Colombia’s last standing rebel group ELN will extend its ceasefire if talks with the government continue to progress, the Marxist guerrillas said Monday.
“We are willing to agree a new ceasefire once we have jointly evaluated at the negotiating table the progress, confidence and results of the current one,” the group said in a letter to the United Nations published on Twitter.
The letter addressed the head of the UN verification Mission in Colombia, Jean Arnault and further agreement with the government would see the ceasefire that began on October 1 extended beyond the initial January 9 deadline.
Compartimos la carta en la que el Cdte Nicolás Rodríguez Bautista, por el Comando Central del ELN responde a la solicitud de Jean Arnault Jefe de la @MisionONUCol de informar sobre la posible extensión del Mandato de la Misión de Verificación de la ONU al Cese al Fuego Bilateral pic.twitter.com/ucE1sGwfzr
— ELN Paz (@ELN_Paz) December 18, 2017
Observers verified 27 violations of the ceasefire over the past couple of months but UN Secretary General Antonio Guterres last week urged the ELN and the government to work towards an extension claiming that “violence has diminished and the humanitarian situation has improved.”
While peace negotiations are ongoing between the two sides in the Ecuadorean capital of Quito, the new head of the Armed Forces General Alberto Mejia clarified that should an extension not be agreed, the ELN will be prioritized as a military target again.
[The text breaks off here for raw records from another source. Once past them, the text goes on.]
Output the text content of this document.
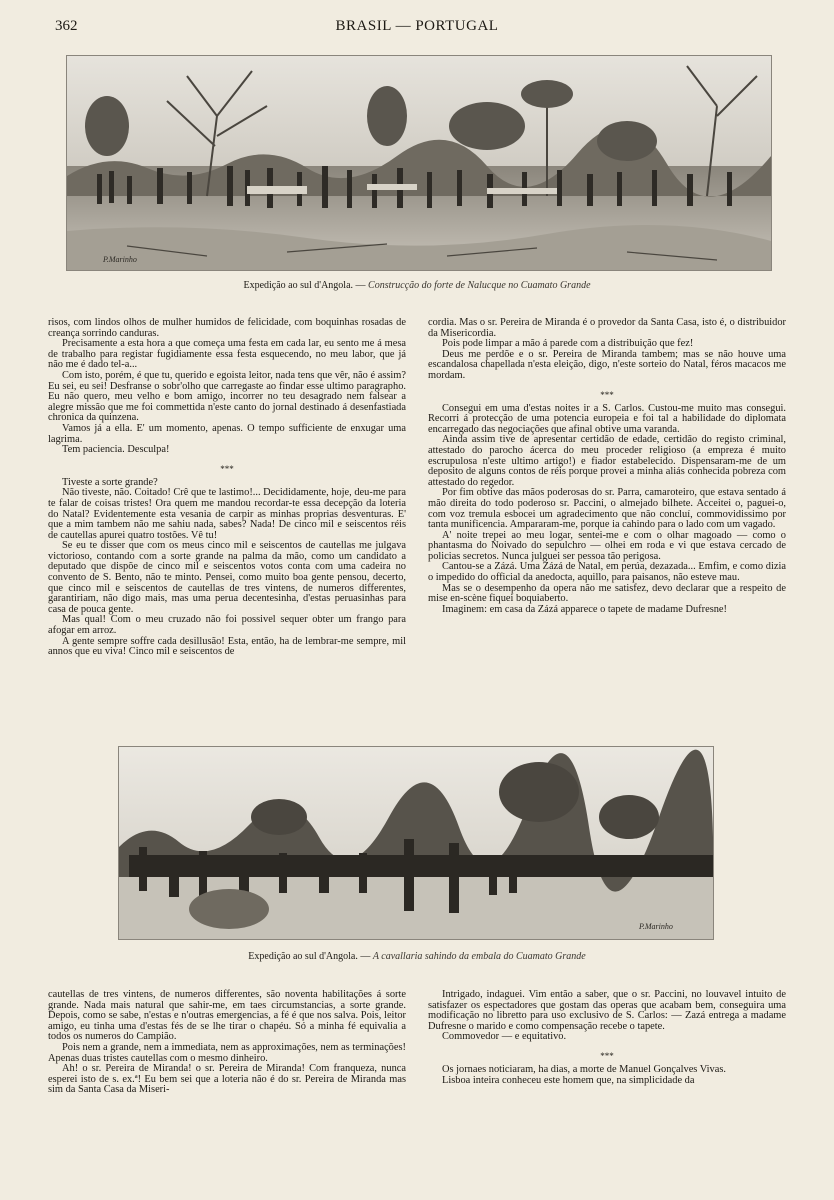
362	BRASIL — PORTUGAL
P.Marinho
Expedição ao sul d'Angola. — Construcção do forte de Nalucque no Cuamato Grande

risos, com lindos olhos de mulher humidos de felicidade, com boquinhas rosadas de creança sorrindo canduras.

Precisamente a esta hora a que começa uma festa em cada lar, eu sento me á mesa de trabalho para registar fugidiamente essa festa esquecendo, no meu labor, que já não me é dado tel-a...

Com isto, porém, é que tu, querido e egoista leitor, nada tens que vêr, não é assim? Eu sei, eu sei! Desfranse o sobr'olho que carregaste ao findar esse ultimo paragrapho. Eu não quero, meu velho e bom amigo, incorrer no teu desagrado nem falsear a alegre missão que me foi commettida n'este canto do jornal destinado á desenfastiada chronica da quinzena.

Vamos já a ella. E' um momento, apenas. O tempo sufficiente de enxugar uma lagrima.

Tem paciencia. Desculpa!

***

Tiveste a sorte grande?

Não tiveste, não. Coitado! Crê que te lastimo!... Decididamente, hoje, deu-me para te falar de coisas tristes! Ora quem me mandou recordar-te essa decepção da loteria do Natal? Evidentemente esta vesania de carpir as minhas proprias desventuras. E' que a mim tambem não me sahiu nada, sabes? Nada! De cinco mil e seiscentos réis de cautellas apurei quatro tostões. Vê tu!

Se eu te disser que com os meus cinco mil e seiscentos de cautellas me julgava victorioso, contando com a sorte grande na palma da mão, como um candidato a deputado que dispõe de cinco mil e seiscentos votos conta com uma cadeira no convento de S. Bento, não te minto. Pensei, como muito boa gente pensou, decerto, que cinco mil e seiscentos de cautellas de tres vintens, de numeros differentes, garantiriam, não digo mais, mas uma perua decentesinha, d'estas peruasinhas para casa de pouca gente.

Mas qual! Com o meu cruzado não foi possivel sequer obter um frango para afogar em arroz.

A gente sempre soffre cada desillusão! Esta, então, ha de lembrar-me sempre, mil annos que eu viva! Cinco mil e seiscentos de

cordia. Mas o sr. Pereira de Miranda é o provedor da Santa Casa, isto é, o distribuidor da Misericordia.

Pois pode limpar a mão á parede com a distribuição que fez!

Deus me perdõe e o sr. Pereira de Miranda tambem; mas se não houve uma escandalosa chapellada n'esta eleição, digo, n'este sorteio do Natal, féros macacos me mordam.

***

Consegui em uma d'estas noites ir a S. Carlos. Custou-me muito mas consegui. Recorri á protecção de uma potencia europeia e foi tal a habilidade do diplomata encarregado das negociações que afinal obtive uma varanda.

Ainda assim tive de apresentar certidão de edade, certidão do registo criminal, attestado do parocho ácerca do meu proceder religioso (a empreza é muito escrupulosa n'este ultimo artigo!) e fiador estabelecido. Dispensaram-me de um deposito de alguns contos de réis porque provei a minha aliás conhecida pobreza com attestado do regedor.

Por fim obtive das mãos poderosas do sr. Parra, camaroteiro, que estava sentado á mão direita do todo poderoso sr. Paccini, o almejado bilhete. Acceitei o, paguei-o, com voz tremula esbocei um agradecimento que não concluí, commovidissimo por tanta munificencia. Ampararam-me, porque ia cahindo para o lado com um vagado.

A' noite trepei ao meu logar, sentei-me e com o olhar magoado — como o phantasma do Noivado do sepulchro — olhei em roda e vi que estava cercado de policias secretos. Nunca julguei ser pessoa tão perigosa.

Cantou-se a Zázá. Uma Zázá de Natal, em perúa, dezazada... Emfim, e como dizia o impedido do official da anedocta, aquillo, para paisanos, não esteve mau.

Mas se o desempenho da opera não me satisfez, devo declarar que a respeito de mise en-scène fiquei boquiaberto.

Imaginem: em casa da Zázá apparece o tapete de madame Dufresne!

P.Marinho
Expedição ao sul d'Angola. — A cavallaria sahindo da embala do Cuamato Grande

cautellas de tres vintens, de numeros differentes, são noventa habilitações á sorte grande. Nada mais natural que sahir-me, em taes circumstancias, a sorte grande. Depois, como se sabe, n'estas e n'outras emergencias, a fé é que nos salva. Pois, leitor amigo, eu tinha uma d'estas fés de se lhe tirar o chapéu. Só a minha fé equivalia a todos os numeros do Campião.

Pois nem a grande, nem a immediata, nem as approximações, nem as terminações! Apenas duas tristes cautellas com o mesmo dinheiro.

Ah! o sr. Pereira de Miranda! o sr. Pereira de Miranda! Com franqueza, nunca esperei isto de s. ex.ª! Eu bem sei que a loteria não é do sr. Pereira de Miranda mas sim da Santa Casa da Miseri-

Intrigado, indaguei. Vim então a saber, que o sr. Paccini, no louvavel intuito de satisfazer os espectadores que gostam das operas que acabam bem, conseguira uma modificação no libretto para uso exclusivo de S. Carlos: — Zazá entrega a madame Dufresne o marido e como compensação recebe o tapete.

Commovedor — e equitativo.

***

Os jornaes noticiaram, ha dias, a morte de Manuel Gonçalves Vivas.

Lisboa inteira conheceu este homem que, na simplicidade da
“January 9 ends the temporary national bilateral suspension with the ELN and we do not know what will happen in that negotiation. If we are commanded that there is no ceasefire, the ELN will be the priority. If the president orders that the bilateral ceasefire be extended, that priority will be dissidence. We are very clear about the order of priorities,” said the general to El Tiempo newspaper.
The talks between the state and the ELN began in February, shortly after the initiation of a peace process with the much larger FARC guerrilla group.
The ceasefire by the radical group founded by Catholic priests in 1964 aims to create favorable conditions so that tangible progress can be made at the negotiating table.
It remains delicate however, particularly in the provinces of Nariño and Choco where multiple illegal armed groups are vying for control over important coca-growing territory, the base ingredient for cocaine.
The ELN has gotten caught up in several clashes with these groups that have jeopardized the security of the civilian population contrary to the terms of the agreement.